The silence that followed was heavy. Marcus, the messenger, stood by the G-Wagon, looking at the ground, embarrassed to witness the King’s undoing.
"I broke the engagement that night," Alexander said, his voice low and desperate. "The moment you ran out of that restaurant, I realized that the towers and the mergers meant nothing if the woman who actually saw me—the 'computer wizard' who fixed my errors and my heart—wasn't there to share it. I’ve spent three years, Teni. Three years and millions of Naira. I’ve been to every tech hub in the Southwest. I’ve looked at every payroll of every cleaning company in Nigeria."
He stepped closer, the scent of sandalwood and expensive power hitting Teni like a physical blow. It was the scent of the night Tobi was conceived.
"I didn't find you to take him," Alexander continued, his eyes searching hers for a sliver of the woman who used to love him. "I found you because I am empty. Sterling Heights is a hollow shell. I don't want a secretary. I don't want 'the help.' I want the mother of my son. I want you."
Tobi pulled on Teni’s hand. "Mummy, why is the giant man crying? Is he hungry?"
The innocence of the question broke the tension for a fleeting second. Teni looked down at her son, then back at Alexander. She saw the longing there, but she also remembered the nights she spent crying in a room with a leaking roof, praying Tobi’s asthma wouldn't flare up because she couldn't afford the "Soft Life."

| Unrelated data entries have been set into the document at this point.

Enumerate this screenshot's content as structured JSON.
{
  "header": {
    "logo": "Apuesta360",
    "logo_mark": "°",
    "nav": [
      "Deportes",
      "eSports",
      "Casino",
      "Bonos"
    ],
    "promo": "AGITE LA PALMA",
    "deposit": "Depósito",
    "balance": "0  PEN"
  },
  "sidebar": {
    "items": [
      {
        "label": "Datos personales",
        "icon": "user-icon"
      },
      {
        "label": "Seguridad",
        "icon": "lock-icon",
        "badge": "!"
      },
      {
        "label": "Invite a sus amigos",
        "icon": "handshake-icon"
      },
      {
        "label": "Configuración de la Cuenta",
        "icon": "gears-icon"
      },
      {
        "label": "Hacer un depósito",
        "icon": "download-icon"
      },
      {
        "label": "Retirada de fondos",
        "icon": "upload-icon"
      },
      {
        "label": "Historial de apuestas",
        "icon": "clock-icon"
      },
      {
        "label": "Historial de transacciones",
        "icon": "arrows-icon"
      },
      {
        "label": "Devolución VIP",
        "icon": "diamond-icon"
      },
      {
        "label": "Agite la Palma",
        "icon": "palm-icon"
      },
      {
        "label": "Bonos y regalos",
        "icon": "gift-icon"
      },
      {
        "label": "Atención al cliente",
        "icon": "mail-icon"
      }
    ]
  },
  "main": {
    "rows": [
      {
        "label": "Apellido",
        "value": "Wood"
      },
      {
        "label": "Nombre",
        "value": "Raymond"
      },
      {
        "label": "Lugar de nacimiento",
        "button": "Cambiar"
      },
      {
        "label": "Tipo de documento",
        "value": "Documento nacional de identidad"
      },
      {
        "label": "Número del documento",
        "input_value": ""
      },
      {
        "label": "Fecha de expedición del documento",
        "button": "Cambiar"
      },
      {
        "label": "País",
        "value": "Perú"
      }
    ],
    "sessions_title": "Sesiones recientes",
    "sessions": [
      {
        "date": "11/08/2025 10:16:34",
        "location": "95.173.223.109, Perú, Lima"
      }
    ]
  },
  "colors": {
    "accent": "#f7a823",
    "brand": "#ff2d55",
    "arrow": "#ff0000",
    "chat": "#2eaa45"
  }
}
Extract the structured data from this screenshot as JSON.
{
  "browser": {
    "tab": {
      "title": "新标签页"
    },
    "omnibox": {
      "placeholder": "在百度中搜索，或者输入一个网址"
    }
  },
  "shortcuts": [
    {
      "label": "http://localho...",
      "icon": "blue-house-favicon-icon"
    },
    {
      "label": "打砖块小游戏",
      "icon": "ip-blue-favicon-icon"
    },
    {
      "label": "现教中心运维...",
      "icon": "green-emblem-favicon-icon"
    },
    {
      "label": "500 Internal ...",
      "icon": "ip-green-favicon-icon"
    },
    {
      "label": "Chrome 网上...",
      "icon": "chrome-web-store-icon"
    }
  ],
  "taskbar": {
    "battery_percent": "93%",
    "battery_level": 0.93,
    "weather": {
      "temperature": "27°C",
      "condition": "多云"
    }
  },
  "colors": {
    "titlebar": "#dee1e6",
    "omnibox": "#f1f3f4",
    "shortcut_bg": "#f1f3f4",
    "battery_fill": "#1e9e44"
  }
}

"We aren't hungry, Tobi," Teni said, her voice hardening. She looked Alexander dead in the eye. "We built our own table. We don't need your crumbs."
"Then let me give you the whole world," Alexander pleaded. "Come back to Lagos. Not as an assistant. As the woman who holds the key to everything I own. Give me a chance to be the father he deserves. Give me a chance to be the man you deserved three years ago."
Teni looked at the white jet, then at the dusty road leading back to her small shop in Dugbe. Her Computer Science degree had given her a life, but Alexander was offering her a destiny.
"I won't go back to be hidden," Teni warned. "If we get on that plane, the world needs to know who he is. No more secrets. No more 'Ice King' games."
Alexander reached out, and this time, Teni didn't pull away when his fingers grazed her cheek. His touch was electric, a spark that had been dormant for three years suddenly roaring back to life.
"The world will know," Alexander promised. "Before the sun sets on Lagos tomorrow, everyone will know that Tobi is a Sterling. And that you are the only Queen this empire will ever have."
Teni took a deep breath, the smell of the red earth mixing with the sandalwood. She took Tobi’s hand and moved toward the stairs of the jet. The "Soft Life" was no longer a myth on i********:. It was a reckoning.